4. You (not a managed care panel) are making decisions about your treatment.
Many insurance companies provide payment only for certain approaches of therapy (short-term and problem-focused) and many others won't pay for family therapy, even when the client is a child and the parents are vital to the therapeutic process. Obviously, it is in the best interest of the insurance company to pay as little as possible for services, work only with the same group of providers rather than a broad range of specialists and to end therapy as quickly as possible. None of their motives address the best interest of the client. Most insurance companies require some sort of treatment plan to be submitted by in-network providers. This means that (rather than giving you the care that best fits your needs) the therapist is responsible to the (non-mental health professional) claims representative for how you are spending your time. To put it simply, an in-network therapist works for the insurance company, not you. It doesn't matter what you and your therapist decide is in your best interest, it needs to fit their matrix of decisions. It also has to fit within the allotted sessions which are determined ahead of time, not based on need.

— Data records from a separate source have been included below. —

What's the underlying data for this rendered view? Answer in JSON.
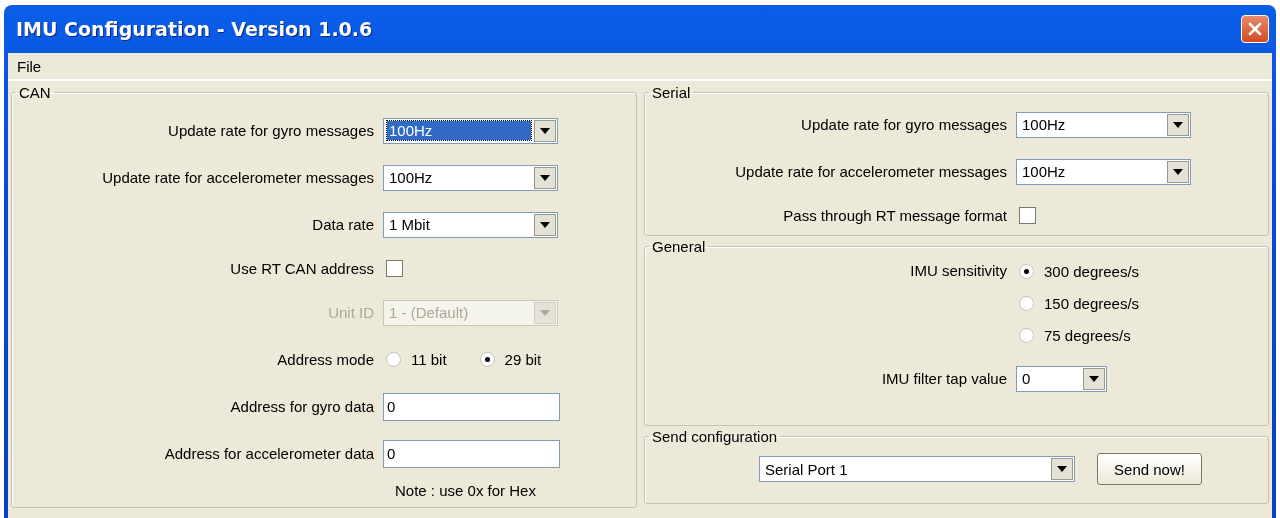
{
  "window": {
    "title": "IMU Configuration - Version 1.0.6"
  },
  "menu": [
    {
      "label": "File"
    }
  ],
  "can": {
    "title": "CAN",
    "rows": [
      {
        "kind": "dropdown",
        "label": "Update rate for gyro messages",
        "value": "100Hz",
        "focused": true,
        "disabled": false
      },
      {
        "kind": "dropdown",
        "label": "Update rate for accelerometer messages",
        "value": "100Hz",
        "focused": false,
        "disabled": false
      },
      {
        "kind": "dropdown",
        "label": "Data rate",
        "value": "1 Mbit",
        "focused": false,
        "disabled": false
      },
      {
        "kind": "checkbox",
        "label": "Use RT CAN address",
        "checked": false,
        "disabled": false
      },
      {
        "kind": "dropdown",
        "label": "Unit ID",
        "value": "1 - (Default)",
        "focused": false,
        "disabled": true
      },
      {
        "kind": "radio-row",
        "label": "Address mode",
        "disabled": false,
        "options": [
          {
            "label": "11 bit",
            "selected": false
          },
          {
            "label": "29 bit",
            "selected": true
          }
        ]
      },
      {
        "kind": "text",
        "label": "Address for gyro data",
        "value": "0",
        "disabled": false
      },
      {
        "kind": "text",
        "label": "Address for accelerometer data",
        "value": "0",
        "disabled": false
      },
      {
        "kind": "note",
        "text": "Note : use 0x for Hex"
      }
    ]
  },
  "serial": {
    "title": "Serial",
    "rows": [
      {
        "kind": "dropdown",
        "label": "Update rate for gyro messages",
        "value": "100Hz",
        "focused": false,
        "disabled": false
      },
      {
        "kind": "dropdown",
        "label": "Update rate for accelerometer messages",
        "value": "100Hz",
        "focused": false,
        "disabled": false
      },
      {
        "kind": "checkbox",
        "label": "Pass through RT message format",
        "checked": false,
        "disabled": false
      }
    ]
  },
  "general": {
    "title": "General",
    "rows": [
      {
        "kind": "radio-column",
        "label": "IMU sensitivity",
        "disabled": false,
        "options": [
          {
            "label": "300 degrees/s",
            "selected": true
          },
          {
            "label": "150 degrees/s",
            "selected": false
          },
          {
            "label": "75 degrees/s",
            "selected": false
          }
        ]
      },
      {
        "kind": "short-dropdown",
        "label": "IMU filter tap value",
        "value": "0",
        "focused": false,
        "disabled": false
      }
    ]
  },
  "send": {
    "title": "Send configuration",
    "port": "Serial Port 1",
    "button": "Send now!"
  }
}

5. You may save money in the long run.
Your insurance plan most likely includes a co-pay and then covers only a percentage of the therapist's fee which means you would be paying cash for a portion of the therapy anyway. You might be surprised to find that the difference between private pay and insurance co-pays are not that much more. Therapy will ultimately save you money in the long run: less money spent on stress-related illness, fewer problems at home or with your child's school behavior which may result in less time off from work.
6. You can set your priorities for what is most important.
We find the money to pay for what's important. We pay cash for important services like car repairs, club memberships and salon visits, all of which are valuable services but meet only short-term needs. If it seems you can't afford weekly or bi-weekly therapy sessions for a period of time (therapy does not have to be a long-term commitment), there might be ways of re-prioritizing expenses to address this important service. A few adjustments to your family budget may ensure that you can receive the professional counseling that is needed to help make life-long changes.
7. If you absolutely must bill insurance and see an in-network therapist, do your homework ahead of time.
If they are in-network with your insurer, they should have an idea of what level of transparency your insurer expects. They likely know if their notes will be requested, if their treatment plans will be required, and what diagnoses they will need to give you for coverage. Asking ahead of time can help you decide how you want to proceed. Therapy has the potential to create lasting change and to avert more serious problems later on.
The choice is up to you….
In summary, here are good reasons to pay privately for therapy:
- You choose the therapist best suited to your needs rather than the insurance company telling you who to see.
- You have flexibility in the type of therapy, who to include in the therapy session and the length of services.
- You will have complete confidentiality. Your records will not be shared with anyone without your permission. In fact, no one else will know you are even in therapy unless you tell them!
- You won't have to worry that your health records will be included in the MIB and possibly create problems for you or your family in the future.
- You will be able to stay with your therapist even if your insurance plan coverage changes.